Based on EPCIntel.com’s database of offshore oil and gas projects with FPSO-led developments, a Baleine Phase 3 execution package could reasonably sit in the $2.5 billion to $4.0 billion capital expenditure range, depending on whether the FPSO is a conversion or newbuild, the scale of subsea expansion, local content requirements and installation complexity.

A typical capital split would look like this:

Package Estimated share Indicative value
FPSO hull, topsides, integration and marine systems 45 percent $1.1B to $1.8B
Subsea production systems and controls 15 percent $375M to $600M
SURF, flowlines, risers and umbilicals 18 percent $450M to $720M
Offshore installation and heavy lift 10 percent $250M to $400M
Drilling, completions and well tie-ins 8 percent $200M to $320M
Project management, commissioning and contingencies 4 percent $100M to $160M

The FPSO package is the one to watch. At 150,000 barrels per day and 200 MMcfd of gas, this is no small floater. The gas handling requirement also makes the topsides story more interesting than a simple oil export vessel. Compression, dehydration, power generation, utilities and emissions management will all be part of the procurement chain.

Contractors

The project should attract the usual FPSO heavyweights, including SBM Offshore, MODEC, BW Offshore, Yinson Production and Saipem, depending on commercial model, vessel availability and Eni’s preferred contracting route.

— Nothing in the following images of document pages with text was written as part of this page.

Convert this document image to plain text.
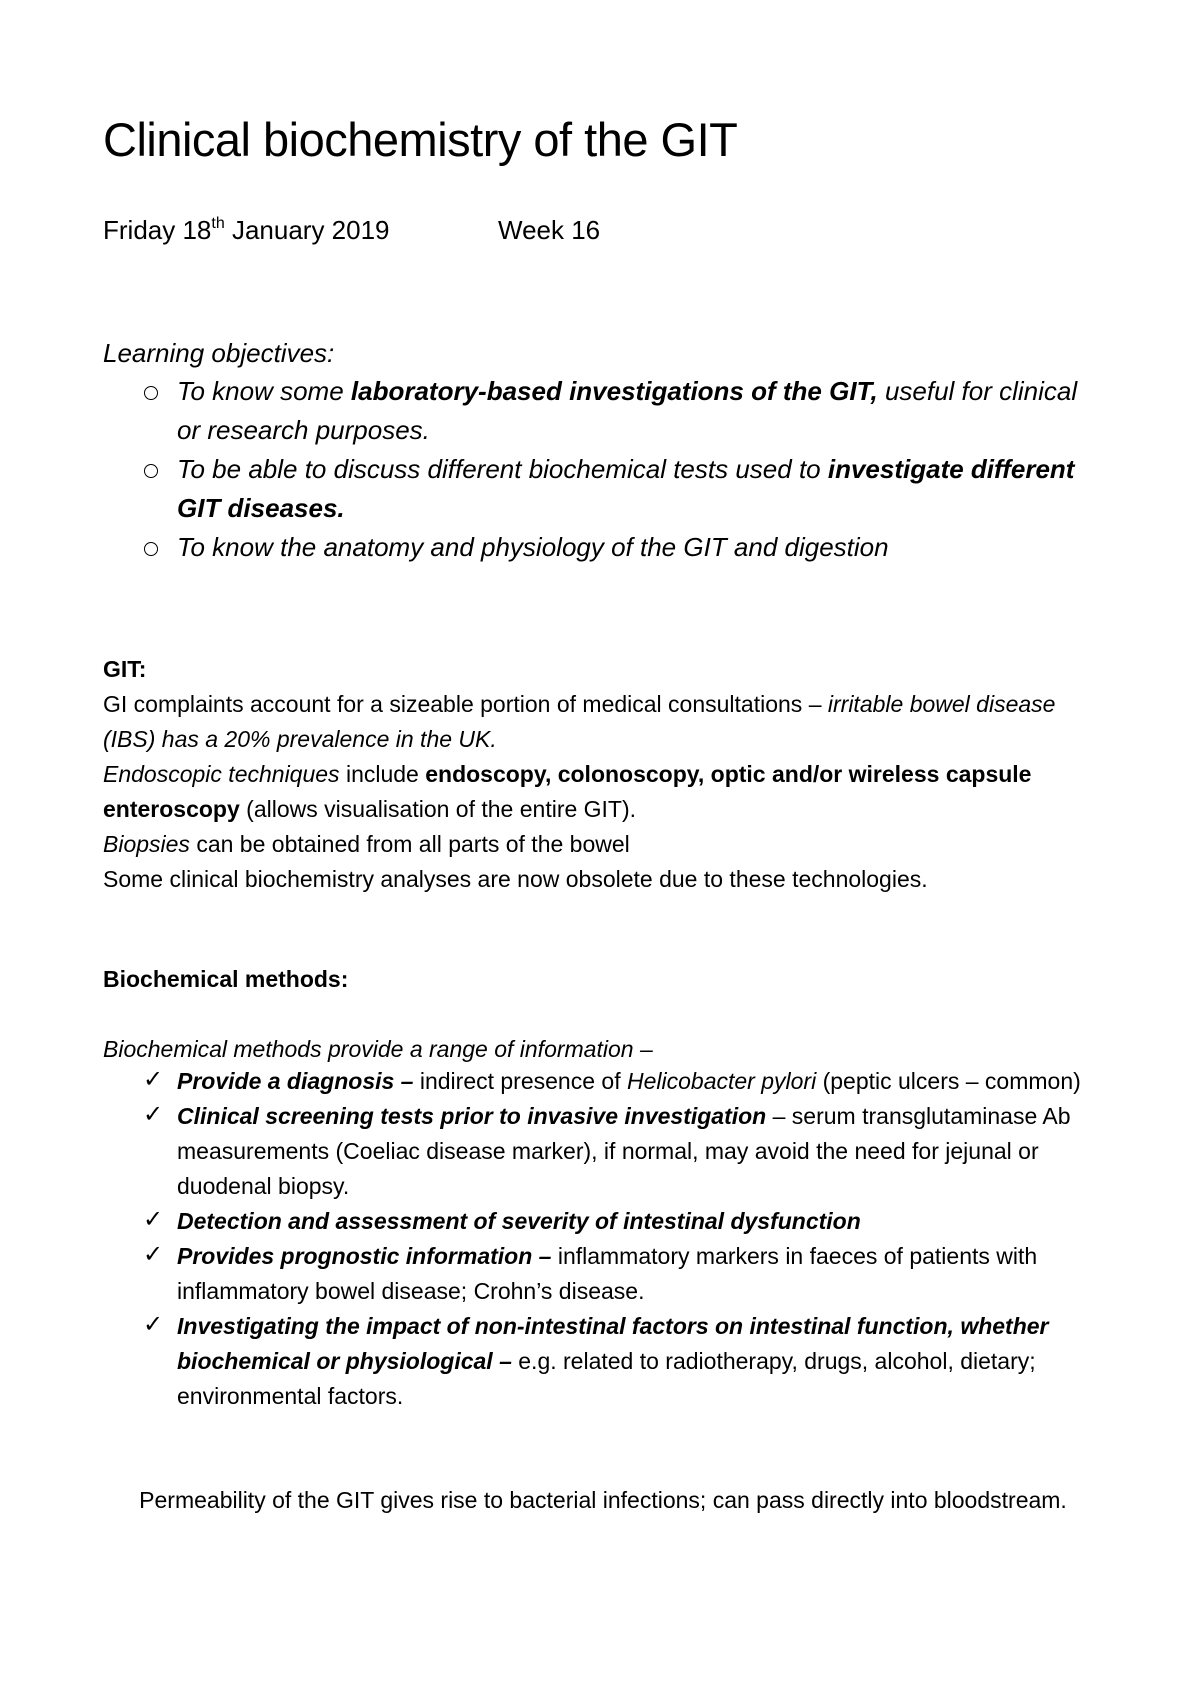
Clinical biochemistry of the GIT
Friday 18th January 2019	Week 16
Learning objectives:
To know some laboratory-based investigations of the GIT, useful for clinical or research purposes.
To be able to discuss different biochemical tests used to investigate different GIT diseases.
To know the anatomy and physiology of the GIT and digestion
GIT:
GI complaints account for a sizeable portion of medical consultations – irritable bowel disease (IBS) has a 20% prevalence in the UK.
Endoscopic techniques include endoscopy, colonoscopy, optic and/or wireless capsule enteroscopy (allows visualisation of the entire GIT).
Biopsies can be obtained from all parts of the bowel
Some clinical biochemistry analyses are now obsolete due to these technologies.
Biochemical methods:
Biochemical methods provide a range of information –
✓ Provide a diagnosis – indirect presence of Helicobacter pylori (peptic ulcers – common)
✓ Clinical screening tests prior to invasive investigation – serum transglutaminase Ab measurements (Coeliac disease marker), if normal, may avoid the need for jejunal or duodenal biopsy.
✓ Detection and assessment of severity of intestinal dysfunction
✓ Provides prognostic information – inflammatory markers in faeces of patients with inflammatory bowel disease; Crohn’s disease.
✓ Investigating the impact of non-intestinal factors on intestinal function, whether biochemical or physiological – e.g. related to radiotherapy, drugs, alcohol, dietary; environmental factors.
Permeability of the GIT gives rise to bacterial infections; can pass directly into bloodstream.
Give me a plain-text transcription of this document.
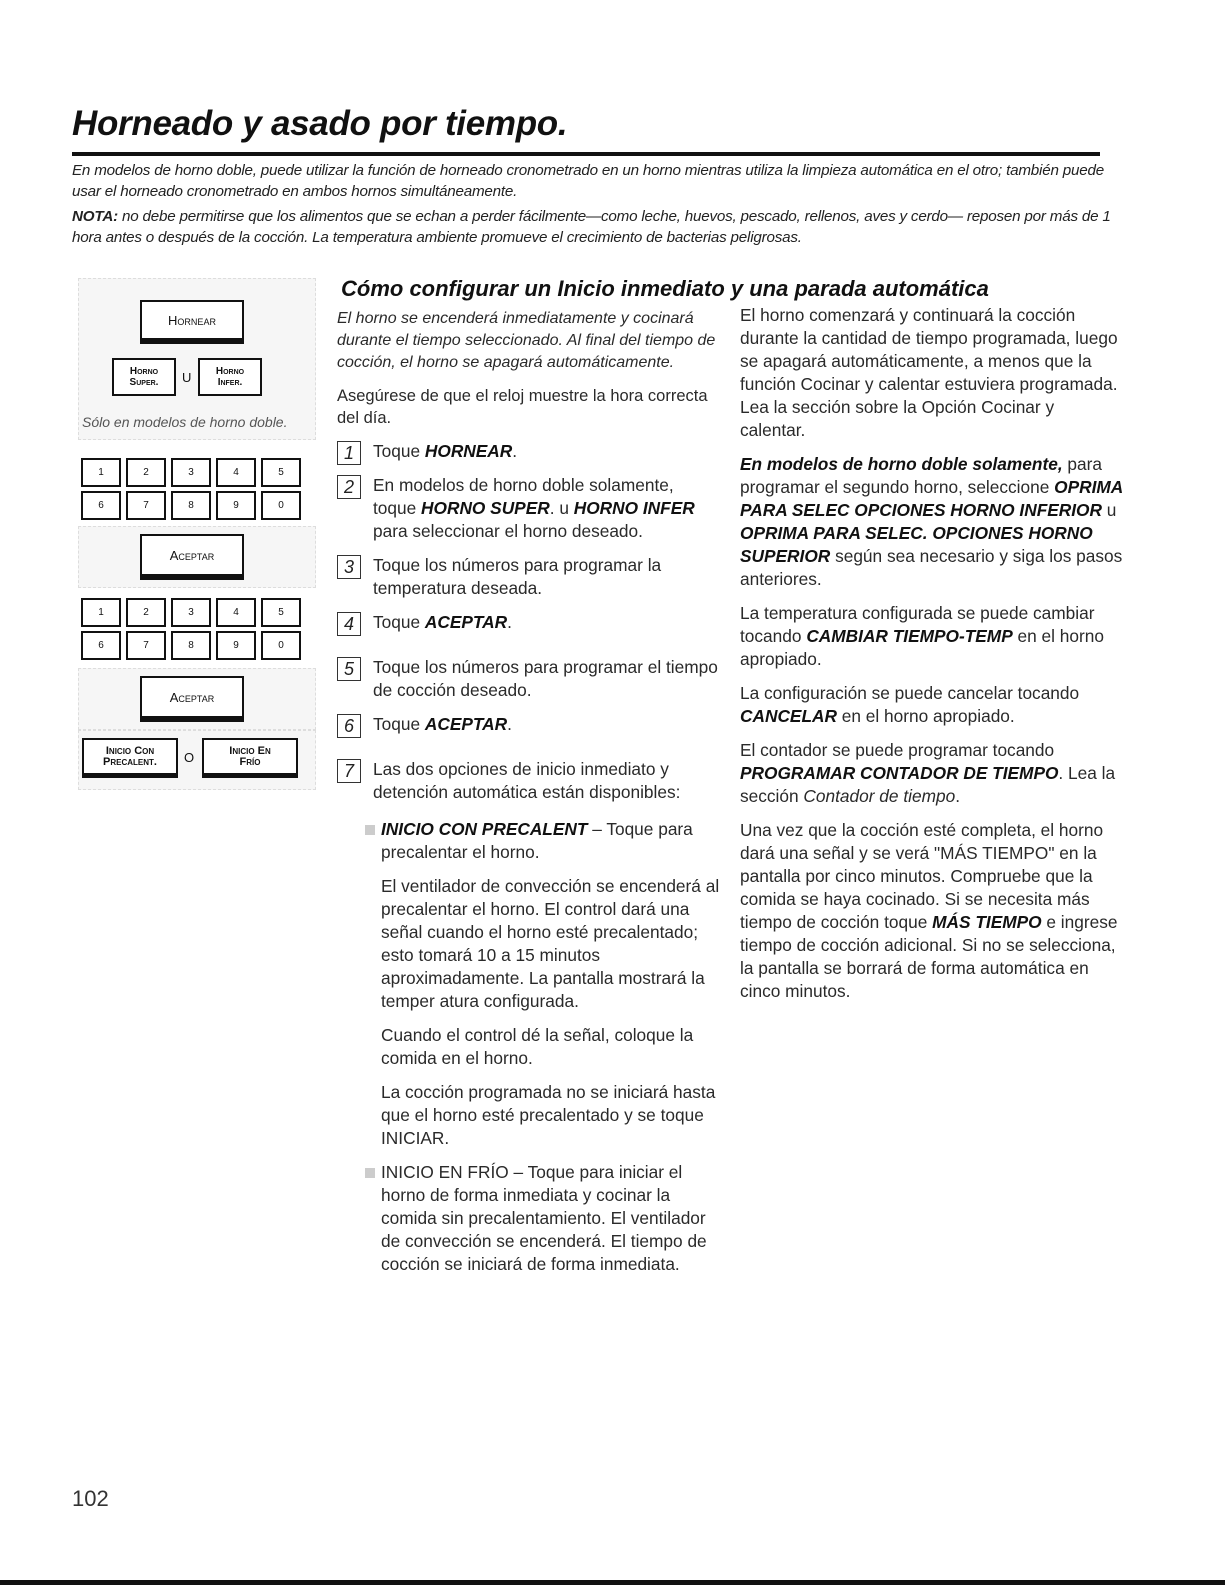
Horneado y asado por tiempo.
En modelos de horno doble, puede utilizar la función de horneado cronometrado en un horno mientras utiliza la limpieza automática en el otro; también puede usar el horneado cronometrado en ambos hornos simultáneamente.
NOTA: no debe permitirse que los alimentos que se echan a perder fácilmente—como leche, huevos, pescado, rellenos, aves y cerdo— reposen por más de 1 hora antes o después de la cocción. La temperatura ambiente promueve el crecimiento de bacterias peligrosas.
Cómo configurar un Inicio inmediato y una parada automática
Hornear
Horno
Super. U Horno
Infer.
Sólo en modelos de horno doble.
1	2	3	4	5
6	7	8	9	0
Aceptar
1	2	3	4	5
6	7	8	9	0
Aceptar
Inicio Con
Precalent. O	Inicio En
Frío

El horno se encenderá inmediatamente y cocinará durante el tiempo seleccionado. Al final del tiempo de cocción, el horno se apagará automáticamente.

Asegúrese de que el reloj muestre la hora correcta del día.

1	Toque HORNEAR.
2	En modelos de horno doble solamente, toque HORNO SUPER. u HORNO INFER para seleccionar el horno deseado.
3	Toque los números para programar la temperatura deseada.
4	Toque ACEPTAR.
5	Toque los números para programar el tiempo de cocción deseado.
6	Toque ACEPTAR.
7	Las dos opciones de inicio inmediato y detención automática están disponibles:
INICIO CON PRECALENT – Toque para precalentar el horno.

El ventilador de convección se encenderá al precalentar el horno. El control dará una señal cuando el horno esté precalentado; esto tomará 10 a 15 minutos aproximadamente. La pantalla mostrará la temper atura configurada.

Cuando el control dé la señal, coloque la comida en el horno.

La cocción programada no se iniciará hasta que el horno esté precalentado y se toque INICIAR.

INICIO EN FRÍO – Toque para iniciar el horno de forma inmediata y cocinar la comida sin precalentamiento. El ventilador de convección se encenderá. El tiempo de cocción se iniciará de forma inmediata.

El horno comenzará y continuará la cocción durante la cantidad de tiempo programada, luego se apagará automáticamente, a menos que la función Cocinar y calentar estuviera programada. Lea la sección sobre la Opción Cocinar y calentar.

En modelos de horno doble solamente, para programar el segundo horno, seleccione OPRIMA PARA SELEC OPCIONES HORNO INFERIOR u OPRIMA PARA SELEC. OPCIONES HORNO SUPERIOR según sea necesario y siga los pasos anteriores.

La temperatura configurada se puede cambiar tocando CAMBIAR TIEMPO-TEMP en el horno apropiado.

La configuración se puede cancelar tocando CANCELAR en el horno apropiado.

El contador se puede programar tocando PROGRAMAR CONTADOR DE TIEMPO. Lea la sección Contador de tiempo.

Una vez que la cocción esté completa, el horno dará una señal y se verá "MÁS TIEMPO" en la pantalla por cinco minutos. Compruebe que la comida se haya cocinado. Si se necesita más tiempo de cocción toque MÁS TIEMPO e ingrese tiempo de cocción adicional. Si no se selecciona, la pantalla se borrará de forma automática en cinco minutos.

102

Subsea and SURF opportunities would naturally interest TechnipFMC, OneSubsea, Baker Hughes, Aker Solutions, Subsea7, Saipem and McDermott.

For Côte d’Ivoire, the local content angle should not be underestimated. Petroci’s role and the government’s domestic gas priority mean the project is not only about barrels. It is also about building a service base around Abidjan, logistics, fabrication support, training, operations and maintenance.

Market read

Baleine Phase 3 comes at a good time for the offshore supply chain. FPSO capacity remains tight, subsea order books are healthy, and West Africa is back in the frame after years of stop-start investment. The project also fits Eni’s preferred playbook: discover, fast-track, produce early, then scale with partners.

Vitol’s presence adds another commercial layer. Reuters reported in 2025 that the Baleine project ownership stood at Eni 47.25 percent, Vitol 30 percent and Petroci 22.75 percent after Vitol acquired a 30 percent stake. That structure gives the project a mix of operator discipline, state alignment and commodity trading firepower.

Outlook

Baleine Phase 3 is now the next major offshore contracting event to watch in Côte d’Ivoire. The FID confirms the development case, but the real market signal will come when Eni starts naming the FPSO, subsea and installation contractors.

For EPC and major suppliers, this is the moment to track procurement closely. A new FPSO-led phase, rising production targets, domestic gas commitments and a fast-growing Ivorian offshore basin make Baleine one of West Africa’s most attractive near-term offshore project opportunities.